- Court: United States Supreme Court
- Area(s) of Law: Administrative Law
- Date Filed: June 24, 2022
- Case #: 20–1312
- Judge(s)/Court Below: KAGAN, J., delivered the opinion of the Court, in which THOMAS, BREYER, SOTOMAYOR, and BARRETT, JJ., joined. KAVANAUGH, J., filed a dissenting opinion, in which ROBERTS, C. J., and ALITO and GORSUCH, JJ., joined.
- Full Text Opinion
The Medicare program reimburses hospitals who treat lower income patients by the fiscal year based on a statutorily set formula, one portion expressed as the number of “patients who (for such days) were entitled to benefits under part A of [Medicare]” divided by the number of days Medicare patients were treated in total. 42 U.S.C. § 1395ww(d)(5)(F)(vi)(I). Under a 2004 regulation issued by the Department of Health and Human Services (HHS), “entitled to benefits” is to be read as meeting the statutory criteria expressed in §§ 426(a)–(b), not actually having used Medicare funds for treatment.
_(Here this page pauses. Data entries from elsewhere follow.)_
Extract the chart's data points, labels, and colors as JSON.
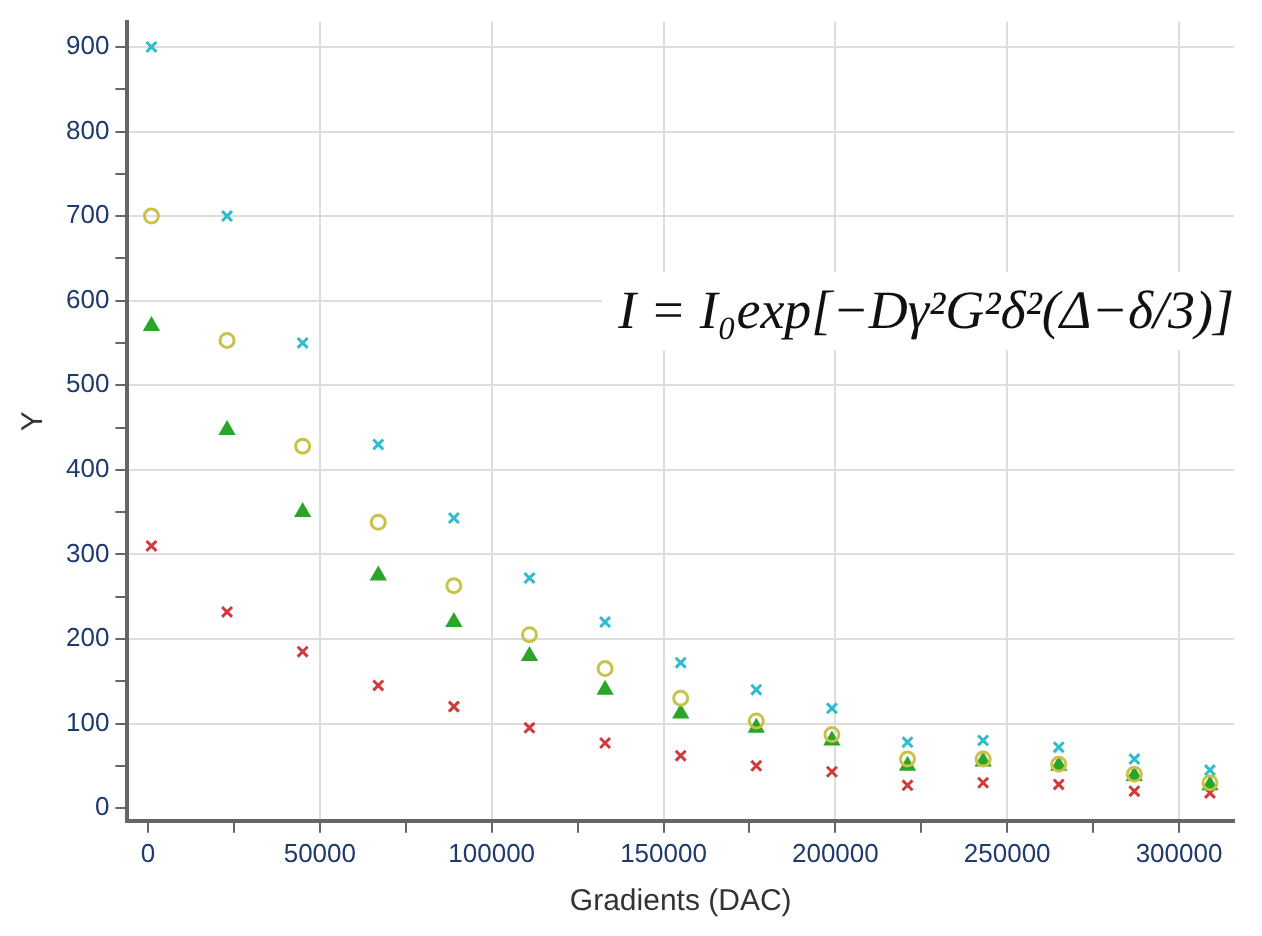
{
  "chart_data": {
    "type": "scatter",
    "xlabel": "Gradients (DAC)",
    "ylabel": "Y",
    "x": [
      1000,
      23000,
      45000,
      67000,
      89000,
      111000,
      133000,
      155000,
      177000,
      199000,
      221000,
      243000,
      265000,
      287000,
      309000
    ],
    "series": [
      {
        "color": "#2fbccc",
        "marker": "cross",
        "values": [
          900,
          700,
          550,
          430,
          343,
          272,
          220,
          172,
          140,
          118,
          78,
          80,
          72,
          58,
          45
        ]
      },
      {
        "color": "#c8c24a",
        "marker": "circle",
        "values": [
          700,
          553,
          428,
          338,
          263,
          205,
          165,
          130,
          103,
          87,
          58,
          58,
          52,
          40,
          30
        ]
      },
      {
        "color": "#2aa52a",
        "marker": "triangle",
        "values": [
          570,
          447,
          350,
          275,
          220,
          180,
          140,
          112,
          95,
          80,
          50,
          55,
          50,
          38,
          27
        ]
      },
      {
        "color": "#d03a3a",
        "marker": "cross",
        "values": [
          310,
          232,
          185,
          145,
          120,
          95,
          77,
          62,
          50,
          43,
          27,
          30,
          28,
          20,
          18
        ]
      }
    ],
    "xlim": [
      -6000,
      316000
    ],
    "xticks": [
      0,
      {
        "value": 25000,
        "label": null
      },
      50000,
      {
        "value": 75000,
        "label": null
      },
      100000,
      {
        "value": 125000,
        "label": null
      },
      150000,
      {
        "value": 175000,
        "label": null
      },
      200000,
      {
        "value": 225000,
        "label": null
      },
      250000,
      {
        "value": 275000,
        "label": null
      },
      300000
    ],
    "ylim": [
      -15,
      930
    ],
    "yticks": [
      0,
      {
        "value": 50,
        "label": null
      },
      100,
      {
        "value": 150,
        "label": null
      },
      200,
      {
        "value": 250,
        "label": null
      },
      300,
      {
        "value": 350,
        "label": null
      },
      400,
      {
        "value": 450,
        "label": null
      },
      500,
      {
        "value": 550,
        "label": null
      },
      600,
      {
        "value": 650,
        "label": null
      },
      700,
      {
        "value": 750,
        "label": null
      },
      800,
      {
        "value": 850,
        "label": null
      },
      900
    ],
    "grid": true,
    "legend": false,
    "annotations": [
      "I = I₀exp[−Dγ²G²δ²(Δ−δ/3)]"
    ]
  }
}
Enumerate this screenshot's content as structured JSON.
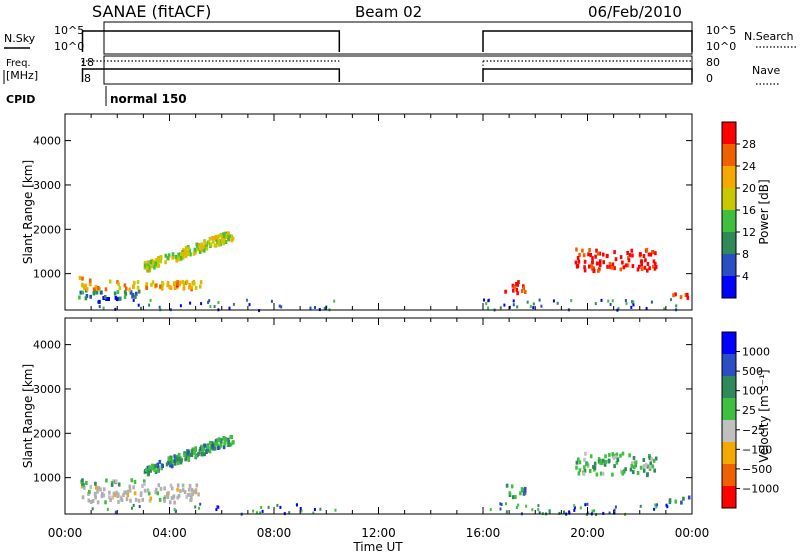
{
  "header": {
    "title": "SANAE (fitACF)",
    "beam": "Beam 02",
    "date": "06/Feb/2010"
  },
  "strip": {
    "nsky_label": "N.Sky",
    "nsky_ticks": [
      "10^5",
      "10^0"
    ],
    "nsearch_label": "N.Search",
    "nsearch_ticks": [
      "10^5",
      "10^0"
    ],
    "freq_label_1": "Freq.",
    "freq_label_2": "[MHz]",
    "freq_ticks": [
      "18",
      "8"
    ],
    "nave_label": "Nave",
    "nave_ticks": [
      "80",
      "0"
    ],
    "cpid_label": "CPID",
    "cpid_value": "normal 150",
    "on_intervals_hours": [
      [
        0.67,
        10.5
      ],
      [
        16.0,
        24.0
      ]
    ]
  },
  "colors": {
    "power_scale": [
      "#0000ff",
      "#2a4fc4",
      "#2f8a5a",
      "#3fbf3f",
      "#c8c800",
      "#f5a800",
      "#f06000",
      "#ff0000"
    ],
    "velocity_scale": [
      "#0000ff",
      "#2a4fc4",
      "#2f8a5a",
      "#3fbf3f",
      "#c0c0c0",
      "#f5a800",
      "#f06000",
      "#ff0000"
    ],
    "ground_scatter": "#b0b0b0"
  },
  "chart_data": [
    {
      "type": "heatmap",
      "title": "Power",
      "xlabel": "Time UT",
      "ylabel": "Slant Range [km]",
      "xlim_hours": [
        0,
        24
      ],
      "ylim_km": [
        180,
        4600
      ],
      "x_ticks": [
        "00:00",
        "04:00",
        "08:00",
        "12:00",
        "16:00",
        "20:00",
        "00:00"
      ],
      "y_ticks": [
        "1000",
        "2000",
        "3000",
        "4000"
      ],
      "colorbar_label": "Power [dB]",
      "colorbar_ticks": [
        "4",
        "8",
        "12",
        "16",
        "20",
        "24",
        "28"
      ],
      "regions": [
        {
          "t0": 0.8,
          "t1": 2.1,
          "r0": 400,
          "r1": 500,
          "level": 0.95
        },
        {
          "t0": 0.5,
          "t1": 3.0,
          "r0": 480,
          "r1": 680,
          "level": 0.65
        },
        {
          "t0": 0.5,
          "t1": 5.0,
          "r0": 680,
          "r1": 880,
          "level": 0.35
        },
        {
          "t0": 3.0,
          "t1": 5.2,
          "r0": 700,
          "r1": 880,
          "level": 0.25
        },
        {
          "t0": 0.5,
          "t1": 1.0,
          "r0": 880,
          "r1": 1000,
          "level": 0.2
        },
        {
          "t0": 3.0,
          "t1": 6.4,
          "r0": 1180,
          "r1": 2000,
          "level": 0.45
        },
        {
          "t0": 16.8,
          "t1": 17.6,
          "r0": 600,
          "r1": 900,
          "level": 0.1
        },
        {
          "t0": 23.0,
          "t1": 23.9,
          "r0": 480,
          "r1": 600,
          "level": 0.1
        },
        {
          "t0": 19.5,
          "t1": 22.6,
          "r0": 1100,
          "r1": 1600,
          "level": 0.05
        }
      ]
    },
    {
      "type": "heatmap",
      "title": "Velocity",
      "xlabel": "Time UT",
      "ylabel": "Slant Range [km]",
      "xlim_hours": [
        0,
        24
      ],
      "ylim_km": [
        180,
        4600
      ],
      "x_ticks": [
        "00:00",
        "04:00",
        "08:00",
        "12:00",
        "16:00",
        "20:00",
        "00:00"
      ],
      "y_ticks": [
        "1000",
        "2000",
        "3000",
        "4000"
      ],
      "colorbar_label": "Velocity [m s⁻¹]",
      "colorbar_ticks": [
        "1000",
        "500",
        "100",
        "25",
        "−25",
        "−100",
        "−500",
        "−1000"
      ],
      "regions": [
        {
          "t0": 0.5,
          "t1": 5.2,
          "r0": 480,
          "r1": 880,
          "level": 0.45,
          "ground": true
        },
        {
          "t0": 0.5,
          "t1": 3.0,
          "r0": 880,
          "r1": 1000,
          "level": 0.6
        },
        {
          "t0": 3.0,
          "t1": 6.4,
          "r0": 1180,
          "r1": 2000,
          "level": 0.65
        },
        {
          "t0": 16.8,
          "t1": 17.6,
          "r0": 600,
          "r1": 900,
          "level": 0.65
        },
        {
          "t0": 23.0,
          "t1": 23.9,
          "r0": 480,
          "r1": 600,
          "level": 0.7
        },
        {
          "t0": 19.5,
          "t1": 22.6,
          "r0": 1100,
          "r1": 1600,
          "level": 0.6
        }
      ]
    }
  ]
}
The Ninth Circuit found for Respondent, finding the interpretation to be incompatible with how the fraction is statutorily described. The Supreme Court disagreed on appeal, holding that HHS’ regulation is the appropriate reading of the statutory text. Respondent’s interpretation lacks textual support, as §§426(a)–(b) identifies who is “entitled to benefits . . . under part A:” all who meet the statutory criteria. Under Respondent’s interpretation, many circumstances could exist which would defeat Congress’ purpose in enacting the reimbursement plan to compensate for low-income Medicare patients, such patients who have exhausted their Part A benefits but are still entitled to other Medicare benefits. See §§ 1395l(a)(8)(B)(i), 1395l(t)(1)(B)(ii). REVERSED AND REMANDED.